MINNEAPOLIS — The city of Minneapolis on Friday agreed to pay $27 million to settle a civil lawsuit with George Floyd's family just weeks before the trial is scheduled to begin for the former officer charged with murder in his death.
The City Council unanimously approved the settlement Friday after meeting in private. It includes a $500,000 donation to the community around the intersection of 38th and Chicago Avenue — now known as George Floyd Square — where police confronted Floyd last May 25 after a convenience store clerk claimed that he had tried to use a counterfeit $20 bill to buy cigarettes.
A bystander video recorded a police officer, Derek Chauvin, kneeling on Floyd's neck for about nine minutes. Floyd was Black, and Chauvin is white. The video brought worldwide attention to Floyd's death and prompted global racial justice protests.
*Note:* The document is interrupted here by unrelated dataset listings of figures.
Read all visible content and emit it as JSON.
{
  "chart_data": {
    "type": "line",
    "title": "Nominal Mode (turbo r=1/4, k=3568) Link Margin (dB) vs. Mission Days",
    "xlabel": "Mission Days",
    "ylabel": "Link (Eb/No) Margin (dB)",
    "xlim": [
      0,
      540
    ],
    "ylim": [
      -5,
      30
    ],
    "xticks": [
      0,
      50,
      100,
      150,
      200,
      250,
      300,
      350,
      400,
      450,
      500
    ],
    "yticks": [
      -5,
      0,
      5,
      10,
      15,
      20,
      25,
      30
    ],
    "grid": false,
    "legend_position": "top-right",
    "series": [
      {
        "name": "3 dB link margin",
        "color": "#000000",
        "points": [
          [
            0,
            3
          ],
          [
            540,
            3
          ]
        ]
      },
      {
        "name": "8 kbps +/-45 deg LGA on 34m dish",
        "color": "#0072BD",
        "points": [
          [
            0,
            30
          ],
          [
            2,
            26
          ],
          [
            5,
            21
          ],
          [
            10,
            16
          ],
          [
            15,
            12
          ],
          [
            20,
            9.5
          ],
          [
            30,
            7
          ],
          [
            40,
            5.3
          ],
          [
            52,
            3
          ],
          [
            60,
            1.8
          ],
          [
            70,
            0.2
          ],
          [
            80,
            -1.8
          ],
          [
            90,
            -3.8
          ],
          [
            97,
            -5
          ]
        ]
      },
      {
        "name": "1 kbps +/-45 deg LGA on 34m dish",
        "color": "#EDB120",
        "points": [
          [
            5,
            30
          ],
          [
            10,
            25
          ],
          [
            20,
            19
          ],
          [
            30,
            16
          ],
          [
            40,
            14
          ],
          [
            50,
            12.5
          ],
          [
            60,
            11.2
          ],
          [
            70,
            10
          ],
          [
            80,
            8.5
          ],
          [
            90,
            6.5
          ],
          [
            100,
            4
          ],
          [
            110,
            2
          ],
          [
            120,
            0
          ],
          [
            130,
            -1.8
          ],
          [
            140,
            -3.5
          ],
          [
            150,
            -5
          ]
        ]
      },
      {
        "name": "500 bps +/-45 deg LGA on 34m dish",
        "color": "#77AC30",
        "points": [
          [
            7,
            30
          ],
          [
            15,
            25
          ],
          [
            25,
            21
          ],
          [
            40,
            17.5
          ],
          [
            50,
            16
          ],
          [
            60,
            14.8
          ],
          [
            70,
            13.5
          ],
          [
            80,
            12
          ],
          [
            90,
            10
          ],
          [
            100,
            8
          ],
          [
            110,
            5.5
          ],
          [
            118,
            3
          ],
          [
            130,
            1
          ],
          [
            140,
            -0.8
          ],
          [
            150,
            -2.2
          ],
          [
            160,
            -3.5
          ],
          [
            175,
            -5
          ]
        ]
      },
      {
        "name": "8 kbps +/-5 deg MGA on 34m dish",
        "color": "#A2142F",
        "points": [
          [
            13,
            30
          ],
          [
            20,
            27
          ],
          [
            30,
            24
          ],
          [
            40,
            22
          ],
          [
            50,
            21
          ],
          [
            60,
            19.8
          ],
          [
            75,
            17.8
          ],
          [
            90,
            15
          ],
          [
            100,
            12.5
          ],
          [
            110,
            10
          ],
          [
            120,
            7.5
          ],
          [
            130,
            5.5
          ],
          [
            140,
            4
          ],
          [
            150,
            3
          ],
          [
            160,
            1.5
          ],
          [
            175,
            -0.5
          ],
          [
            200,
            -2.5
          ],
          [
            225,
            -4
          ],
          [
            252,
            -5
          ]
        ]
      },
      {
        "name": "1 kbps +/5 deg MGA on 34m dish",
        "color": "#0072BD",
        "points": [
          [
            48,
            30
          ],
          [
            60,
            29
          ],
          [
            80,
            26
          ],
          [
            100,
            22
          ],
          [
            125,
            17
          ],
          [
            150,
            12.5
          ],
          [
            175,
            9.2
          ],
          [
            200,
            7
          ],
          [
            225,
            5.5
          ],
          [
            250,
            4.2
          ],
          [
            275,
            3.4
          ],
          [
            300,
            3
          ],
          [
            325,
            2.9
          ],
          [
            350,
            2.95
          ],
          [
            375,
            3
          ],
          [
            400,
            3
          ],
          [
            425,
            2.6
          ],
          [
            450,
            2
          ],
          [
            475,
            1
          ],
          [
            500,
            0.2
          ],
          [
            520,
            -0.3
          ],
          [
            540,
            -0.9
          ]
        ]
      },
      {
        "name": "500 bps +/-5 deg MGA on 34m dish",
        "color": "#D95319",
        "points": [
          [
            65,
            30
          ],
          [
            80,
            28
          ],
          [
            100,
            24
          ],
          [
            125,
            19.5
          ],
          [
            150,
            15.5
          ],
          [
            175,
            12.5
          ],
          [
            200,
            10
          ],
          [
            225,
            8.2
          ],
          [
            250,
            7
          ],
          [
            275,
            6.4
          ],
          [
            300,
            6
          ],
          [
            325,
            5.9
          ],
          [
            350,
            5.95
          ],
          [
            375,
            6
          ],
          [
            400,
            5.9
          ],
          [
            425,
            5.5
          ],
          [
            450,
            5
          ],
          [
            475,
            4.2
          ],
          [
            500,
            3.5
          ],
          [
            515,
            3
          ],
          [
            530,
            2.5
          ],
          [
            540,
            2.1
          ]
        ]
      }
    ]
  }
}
"I hope that today will center the voices of the family and anything that they would like to share," Council President Lisa Bender said. "But I do want to, on behalf of the entire City Council, offer my deepest condolences to the family of George Floyd, his friends and all of our community who are mourning his loss."
Benjamin Crump, one of the attorneys representing the Floyd family, said it was the largest pretrial settlement in a civil rights wrongful death lawsuit, and said it "sends a powerful message that Black lives do matter and police brutality against people of color must end."
Crump praised Mayor Jacob Frey and the Minneapolis City Council at a news conference and said Floyd's death "was a watershed moment for America."
"It's going to be a long journey to justice. This is but one step on the journey to justice," Crump said. "This makes a statement that George Floyd deserved better than what we witnessed on May 25, 2020, that George Floyd's life matters, and that by extension, Black lives matter."